JDGallery is a small Python script generating a number of HTML files from jpeg images that make up a image gallery to browse with any html browser. Inspired by BBGallery
BBGallery was the first tool I ever encountered that counted as Infrastructure as Code. It built customizable file-based image galleries from scratch. It seems to be a dead project; I want to re-create it.
Apparently BBGallery was written by (and named after) Bodo Bauer.
When you ran bbgallery
in a folder full of images, it would set about to create thumbnail versions of those
images, followed by creating uniformly scaled versions of them. Then it created an HTML page for
each scaled image. In that page, when you clicked on the scaled image, it would let you directly view / download
the original image. Each scaled HTML page had links forwards and backwards to the scaled HTML pages for the
next and previous scaled images, alphabetically by file name. It also created index HTML pages, each containing
some of the thumbnail images, linked to the appropriate scaled HTML page that corresponds to the thumbnail image.
You could control the size of the thumbnails, the size of the scaled images, and how many thumbnails would appear on each of index pages (it would create nough indexes for all the image thumbnails, with corresponding forward and backwards links on each index, as well) using command line options.
All the thumbnails, scaled images, and HTML files were put in their own sub-directories, so as to not clutter up the main directory.
I appreciated the primary design goal (as I understood it) of BBGallery, which is that it created a way to look at pictures that did not require a tremendous infrastructure to operate or maintain the gallery. It statically created all the files needed for a reasonably useful (according to the standards at the time) gallery.
The fact it operated at the file system level, meant that after you run bbgallery
in a directory full of
image files, that that directory became a web-based image gallery that you could tar/compress and move to
another server, you could open the files locally with a browser, you could burn it to a CD-ROM (yeah that was
a thing, once) and consign it to long term storage. It didn't require a particular web server with particular
modules or configuration--just one that did basic HTTP. It created thumb nails and "web optimized" copies of
your photos, but also left you photos intact for archival purposes. A bbgallery
-ized folder archived
20 years ago would still be viewable today (although somewhat laugably quaint in its aesthetic style).
Another part of that design I appreciate was that, the first time you created a gallery in an image directory,
it would create a dot file in the directory, and write the configuration information there. That is, when
you ran bbgallery
, you may have told it how big to make the thumbnails and scaled images, how many thumbnails
to put on each index page, what to call the gallery, etc. It would record all those command-line flags that you
provided at initial creation into the dotfile. Then, if/when you want to add or remove images to that directory,
you only had to run bbgallery
again, all by itself. It would figure out what commands line options were used
previously, and re-use them, updating the gallery with the new or removed images. I would take advantage of this
in various cron-jobs or even when using inotifywait
to detect image file changes and automatically update
my galleries.
I intend to re-implement most if not all of these functions. Currently, I do not commit to using the same command-line syntax or having the exact same run time behaviors, but that might change depending on how I feel.
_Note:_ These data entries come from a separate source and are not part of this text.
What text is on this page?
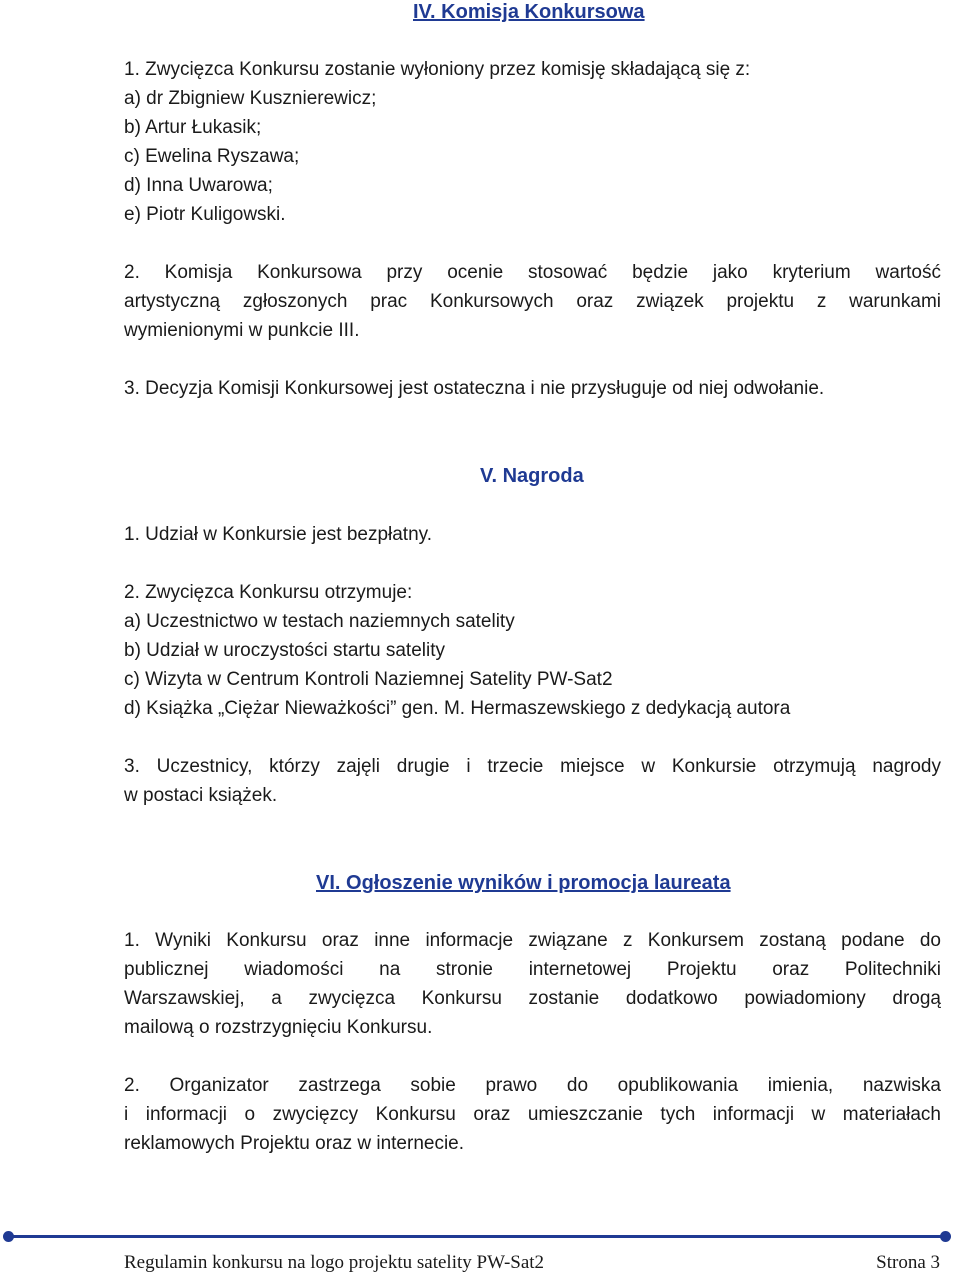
IV. Komisja Konkursowa
1. Zwycięzca Konkursu zostanie wyłoniony przez komisję składającą się z:
a) dr Zbigniew Kusznierewicz;
b) Artur Łukasik;
c) Ewelina Ryszawa;
d) Inna Uwarowa;
e) Piotr Kuligowski.
2. Komisja Konkursowa przy ocenie stosować będzie jako kryterium wartość
artystyczną zgłoszonych prac Konkursowych oraz związek projektu z warunkami
wymienionymi w punkcie III.
3. Decyzja Komisji Konkursowej jest ostateczna i nie przysługuje od niej odwołanie.
V. Nagroda
1. Udział w Konkursie jest bezpłatny.
2. Zwycięzca Konkursu otrzymuje:
a) Uczestnictwo w testach naziemnych satelity
b) Udział w uroczystości startu satelity
c) Wizyta w Centrum Kontroli Naziemnej Satelity PW-Sat2
d) Książka „Ciężar Nieważkości” gen. M. Hermaszewskiego z dedykacją autora
3. Uczestnicy, którzy zajęli drugie i trzecie miejsce w Konkursie otrzymują nagrody
w postaci książek.
VI. Ogłoszenie wyników i promocja laureata
1. Wyniki Konkursu oraz inne informacje związane z Konkursem zostaną podane do
publicznej wiadomości na stronie internetowej Projektu oraz Politechniki
Warszawskiej, a zwycięzca Konkursu zostanie dodatkowo powiadomiony drogą
mailową o rozstrzygnięciu Konkursu.
2. Organizator zastrzega sobie prawo do opublikowania imienia, nazwiska
i informacji o zwycięzcy Konkursu oraz umieszczanie tych informacji w materiałach
reklamowych Projektu oraz w internecie.
Regulamin konkursu na logo projektu satelity PW-Sat2	Strona 3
Improvements I intend to make are:
- Support JPG, PNG, GIF, and SVG file types
- To make this harder, also try to only use Python libraries that can be installed via
pip
, no shelling out directly to ImageMagick or Gimp
- To make this harder, also try to only use Python libraries that can be installed via
- Support pulling metadata out of the files to make availabe in the gallery view
- Support a more modern dynamic mobile friendly UI that allows flipping through images
- Note that I hate writing javascript, I hate the DOM model for programming, and I hate having to learn and update third-party javascript libraries. So no promises on this one.
Well, I actually used up all my time just writing this up--I didn't even get any skeleton code brought together. I'm not sure when I'll get more time and motiviation to get back to this. Hopefully soon.